その後出会ったパラ射撃で東京パラリンピック大会へ出場した経験や大学時代の事を語って頂きました。


-まずは、自己紹介をお願いします。

2019年度にリベラルアーツ学群を卒業しました水田光夏(みずたみか)です。
在学中にパラ射撃を始め、東京パラリンピックへ出場しました。現在は次のパリ大会に向けて練習に励んでいます。よろしくお願いします。

-小さい頃はどんな子どもでしたか。

 小さい時からお楽しみ会などがあると企画委員などを自ら進んでやっていました。また生徒会長なども務めていました。生徒会長は元々やりたかったので、逆算していつまでに何をするか計画を立てて活動していました。そんな性格だったので大学に入学する時も、入学前から生協学生委員会の活動に参加して新入生ながら、新入生歓迎会当日のお手伝いをしていました。

-桜美林大学へ入学したきっかけを教えて下さい。

 車椅子で通わなくてはいけないので、物理的に通いやすい大学を考えていました。その中でもオープンキャンパスに来た時の対応がとても良かったのが印象的です。他にも、キャンパス内がバリアフリー対応をしていた事も入学を決める一助となりました。
 また入学してから感じたことは、本当にアットホームで優しい雰囲気だったことです。履修登録時は教室移動に不安を抱えていた授業も、職員の方の配慮で教室が変更になっていたり、一学生の私の事をしっかり考えてくれているなと思うことが多くありました。

-射撃との出会いを教えて下さい。

 射撃と出会ったのは17歳の時です。新しく何か始めたいと思っていたとき、東京パラリンピック開催が決定してパラスポーツが注目されていました。そんな時、母が知り合いから日本パラリンピアンズ協会の会合がある事を聞き、連れて行ってくれました。そこで出会ったのが、射撃のパラリンピアン田口亜希さんです。丁寧に射撃の魅力を語る人柄に触れ射撃に興味を持ちました。その後ビームライフル体験を行い、競技の魅力に気が付きました。その約2年後にエアライフルを始めました。なぜ射撃が面白いと思ったかというと、今まで関わることが無く、全くの未知の世界だった為です。受傷前まではクラシックバレエに取り組んでいました。ですので、点数を競うという事自体が初めての経験でした。

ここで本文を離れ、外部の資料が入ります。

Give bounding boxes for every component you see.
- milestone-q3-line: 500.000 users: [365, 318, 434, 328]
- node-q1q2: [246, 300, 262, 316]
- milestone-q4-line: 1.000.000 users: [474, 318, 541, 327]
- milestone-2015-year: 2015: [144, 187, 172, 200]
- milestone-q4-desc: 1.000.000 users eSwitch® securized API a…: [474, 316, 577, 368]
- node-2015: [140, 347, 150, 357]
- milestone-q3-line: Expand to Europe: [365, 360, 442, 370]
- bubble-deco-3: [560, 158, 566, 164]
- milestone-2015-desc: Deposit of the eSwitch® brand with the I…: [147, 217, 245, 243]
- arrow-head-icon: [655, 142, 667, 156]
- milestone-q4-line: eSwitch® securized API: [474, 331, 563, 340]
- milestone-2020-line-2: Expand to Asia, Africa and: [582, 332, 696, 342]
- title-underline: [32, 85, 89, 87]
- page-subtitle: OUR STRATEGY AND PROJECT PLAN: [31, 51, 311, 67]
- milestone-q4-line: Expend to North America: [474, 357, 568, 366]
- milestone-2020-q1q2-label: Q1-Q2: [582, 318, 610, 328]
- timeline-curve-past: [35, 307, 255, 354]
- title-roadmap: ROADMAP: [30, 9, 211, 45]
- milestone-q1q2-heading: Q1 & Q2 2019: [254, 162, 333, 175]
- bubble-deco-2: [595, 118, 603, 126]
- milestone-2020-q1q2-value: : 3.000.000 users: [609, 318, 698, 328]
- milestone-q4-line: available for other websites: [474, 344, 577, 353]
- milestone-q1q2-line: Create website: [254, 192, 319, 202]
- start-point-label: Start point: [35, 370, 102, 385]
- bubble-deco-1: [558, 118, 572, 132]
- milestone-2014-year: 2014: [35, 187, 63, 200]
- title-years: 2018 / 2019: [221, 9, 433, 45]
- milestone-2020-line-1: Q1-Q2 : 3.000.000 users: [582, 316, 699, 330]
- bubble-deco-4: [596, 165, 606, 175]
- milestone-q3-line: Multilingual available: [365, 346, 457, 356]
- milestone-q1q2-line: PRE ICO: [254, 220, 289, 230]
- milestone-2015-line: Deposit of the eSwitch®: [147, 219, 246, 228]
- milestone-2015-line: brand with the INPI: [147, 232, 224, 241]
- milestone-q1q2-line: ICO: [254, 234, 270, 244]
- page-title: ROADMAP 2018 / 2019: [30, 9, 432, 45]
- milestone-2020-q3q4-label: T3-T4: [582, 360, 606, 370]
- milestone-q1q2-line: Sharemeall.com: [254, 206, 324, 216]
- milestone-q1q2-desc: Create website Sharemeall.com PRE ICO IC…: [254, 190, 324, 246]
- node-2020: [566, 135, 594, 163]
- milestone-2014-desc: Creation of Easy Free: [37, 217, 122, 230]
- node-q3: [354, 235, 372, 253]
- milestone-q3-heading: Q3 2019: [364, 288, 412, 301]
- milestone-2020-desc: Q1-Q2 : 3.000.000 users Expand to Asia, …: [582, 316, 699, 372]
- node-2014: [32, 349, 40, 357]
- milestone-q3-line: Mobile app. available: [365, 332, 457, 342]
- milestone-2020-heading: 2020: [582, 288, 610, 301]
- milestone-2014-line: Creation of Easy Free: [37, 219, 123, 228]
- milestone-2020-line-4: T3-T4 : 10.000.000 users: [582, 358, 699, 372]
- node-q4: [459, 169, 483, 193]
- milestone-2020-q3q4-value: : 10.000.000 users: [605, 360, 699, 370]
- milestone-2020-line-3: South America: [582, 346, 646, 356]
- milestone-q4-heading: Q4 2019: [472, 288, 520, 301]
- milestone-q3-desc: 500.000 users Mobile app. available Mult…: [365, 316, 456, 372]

-では大学時代は射撃に没頭した学生生活だったわけですね。

 そうでもありません。どちらかというと大学時代は、授業か生協学生委員会かの2本の軸で活動していました。生協学生委員会では学生に向けた様々な企画を行っていたので、夜遅くまでメンバーの皆と大学に残って企画の打合せや準備を行っていたのが印象的です。
 授業に関しては情報系と心理系のダブルメジャーで授業を取っていたので、3年生まではみっちり授業を入れていました。

-失礼しました!てっきり射撃漬けの生活かと思っていました。


 射撃自体は週末だけ練習を行っていました。ですので、敢えて大学で射撃をやっている事を公表もしていませんでした。大学3年生の時に強化指定選手に選ばれてから、合宿や遠征などが入って来て、授業などに少し影響が出てきました。ただ、学業が優先と考えていましたので、合宿の参加スケジュール等を連盟とも相談させてもらっていました。どうしようもない時は先生に相談して柔軟に対応頂きました。

-強化指定選手に選ばれてから一気にパラリンピックへの道が開かれた感じですか。


 そもそも、「パラリンピックに出たい!」と思っていましたが、どうやったら出られるのか当時は全く見当がついていませんでした。2017年、初めて出場した全日本選手権で、630.6点という結果を出し、翌18年には強化指定選手に選出されました。パラリンピックに出場する為には、強化指定選手にならなくてはならない事や国際大会へ出場して一定の成績を収めないといけない事もその時知りました。その間、自分の思う様に行かない時期もありましたがそれを乗り越えて2019年10月シドニーで行われた世界選手権でパラリンピックに内定しました。実際、国際大会への出場は移動や競技のスケジュールが想像以上にハードです。それに伴い、使用している器具の破損、経年劣化が進んでしまいます。そんな時に、卒業後にも関わらず、桜美林大学が主導でクラウドファンディングを行ってくれたのは本当にありがたかったです。また最近も校友会さんが主導で自動販売機の利益を寄付していただける施策を実施して頂いており、本当に感謝しています。

-パラリンピックに内定したとなれば色んな方からお祝いされたのではないですか。


 正直、私が競技の事を伝えた人はごく一部の人でしたので、この結果を知っている人はほとんどいないと思っていました。ところが、大学へ行ったら沢山の教職員の方から「おめでとう」という言葉を頂いて本当に驚きました。また先ほどもお話したクラウドファンディングも沢山の方にご支援いただきました。応援して頂いている人の多さに驚くと共に日本を代表する実感が湧きました。また皆さまから応援される立場にいる事を自覚して「アスリート」なんだという気持ちが芽生えてきました。ただ、その時もまだ「私はアスリートになったらしい」という感じで本当の意味で「アスリート」として成長できたのは今回の東京パラリンピック出場が大きく影響したと考えています。
 今回パラリンピックに参加して、周りの選手が競技に取り組む際のルーティンや競技についてお話をさせて頂いたとき、「私はまだこの域に達せていない」と感じてしまいました。この経験を糧に、また次の大会へ向けて頑張りたいと思います。

-パリパラリンピックへ向けての意気込みをお願いします。

 東京大会を経験できたお陰で、次の大会へ向けた準備の流れも多少は把握できましたので、今回の経験を活かしたいと思います。東京大会は「出場する」ことが目標になってしまい、準備してきたことを十分に発揮できなかったと反省しています。「真のアスリート」として次のパリへ向けて、競技力だけでなく、自己管理、体調管理、試合に向けた準備の仕方などを徹底して行っていきたいです。パリまでに行われる大会も含めて応援をお願い致します!

-最後の質問です。あなたにとって桜美林大学とは?


 家族の様な存在です。教員や職員と学生の距離が近いので事務的な手続きだけでなく、普段の事も相談に乗ってもらえる機会があったと実感しています。言いにくいことが少ない、学生が声を上げやすいとも思っています。
 畑山学長もとてもフレンドリーでそういった雰囲気も相まって教職員が学生目線で関わってくれる大学だと感じています。